No dokładnie, wyraziliśmy swoje opinie, to czemu w ogóle mi odpowiadasz w takim razie
Zgadzam się. Fajnie ze zdanie na temat oprawcy pozostawiono widzowi. Dobrze im to wyszło
A jakie zdanie można mieć na temat porąbanego seryjnego mordercy? Porąbany seryjny morderca i tyle. Gość ten nie posiada charakteru, nie ma żadnych związków z głównymi bohaterami, nie tworzy z nimi relacji. Zabija bo tak. Film się kończy, bo tak. Jedyna słuszna ocena, to 1, bo tak ;).

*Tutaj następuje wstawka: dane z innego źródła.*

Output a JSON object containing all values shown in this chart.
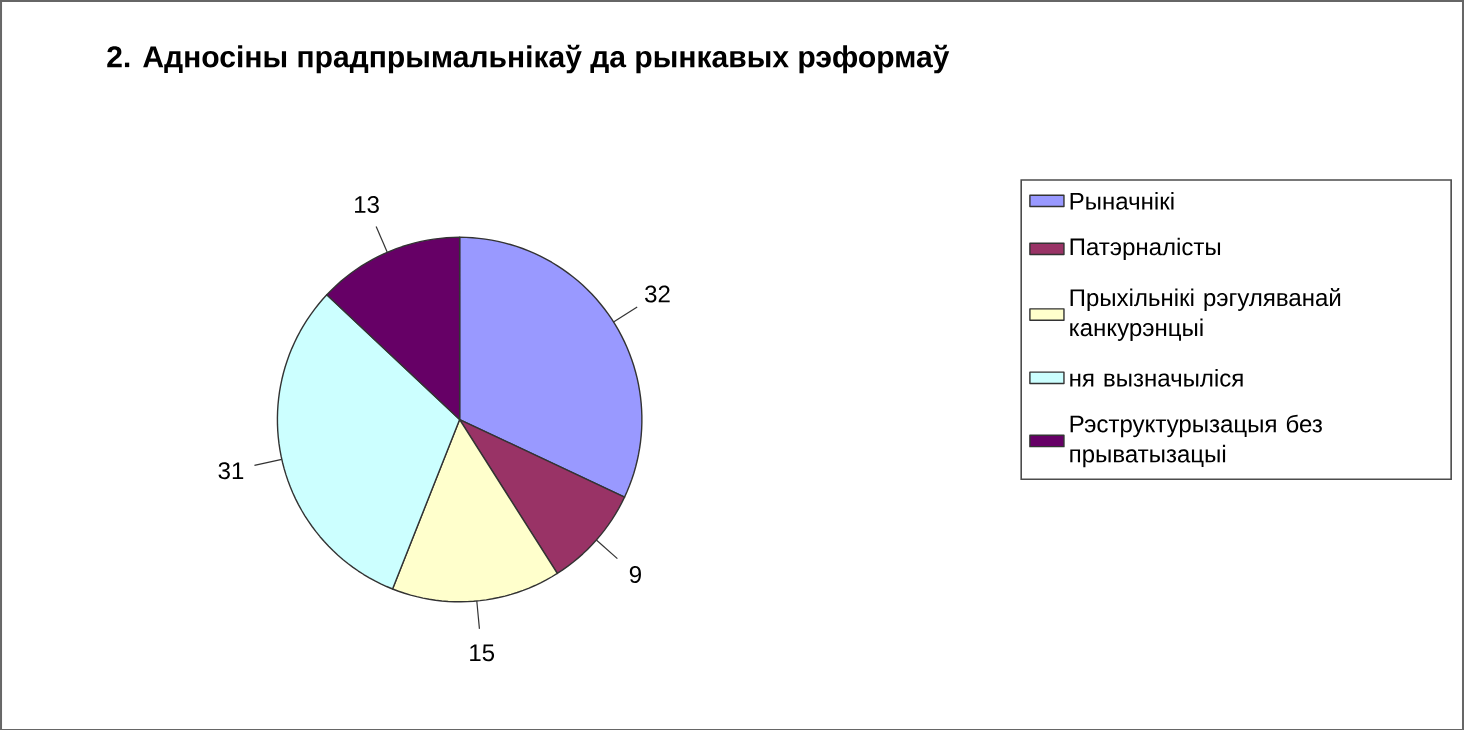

No przeważnie twórcy wymyślają coś na temat zabójcy i trzymają nas w fascynacji aż się dowiemy a tu suprise gnoje, nie ma wyjaśnienia xzd oglądało się spoko. Polecam
Zgadzam się,ale to było najlepsze w tym filmie,że oglądało się z zaciekawieniem o co tak naprawdę w tym filmie chodzi.Kto stoi za tymi niepokojącymi wydarzeniami w tym dużym domu.A na koniec pyk,psychol który lubił się bawić w kotka i myszkę z swoimi ofiarami.Lepsze to niż jakby mieli wymyślić kolejne duchy i paranormalne zjawiska.
Dokładnie, nie wiem czego tu nie rozumieć. Co to za głupota pisać, ze morderca powinien być powiązany z ofiarą?
witamy w świecie policyjnych śledczych którzy siedzą nad teczką podobnej sprawy i mają podobny problem. Twórcy mogli dać wstawkę " w kraju usa co roku dochodzi do x niewyjaśnionych zabójstw" w sumie w jakimś filmie "bez wyjaśnienia" coś takiego było i był łatwiejszy do przełknięcia.
A już myślałam, że to ze mną jest coś "nie tak", bo film mi się nawet spodobał. Ale, jak widać, niektórzy oczekują, że na końcu twarz mordercy musi zostać pokazana, no i obowiązkowo musi on wyjaśnić ofiarom trzymanym na muszce dlaczego zabija - inaczej film nie ma sensu :D
A to właśnie takie "niejasne" rozwiązanie podbija moją ocenę filmu. Co więcej, nie wiem co tu tak naprawdę niejasnego - końcowa scena rozwiewa wątpliwości, bo widzimy, jak morderca zmierza w stronę kolejnego "domu otwartego", czyli takie jest jego modus operandi - ukryć się, przyczaić, podejść blisko i zamordować. BO TAK - tak działają niektórzy seryjni mordercy, czerpią satysfakcję z zabawy z ofiarami.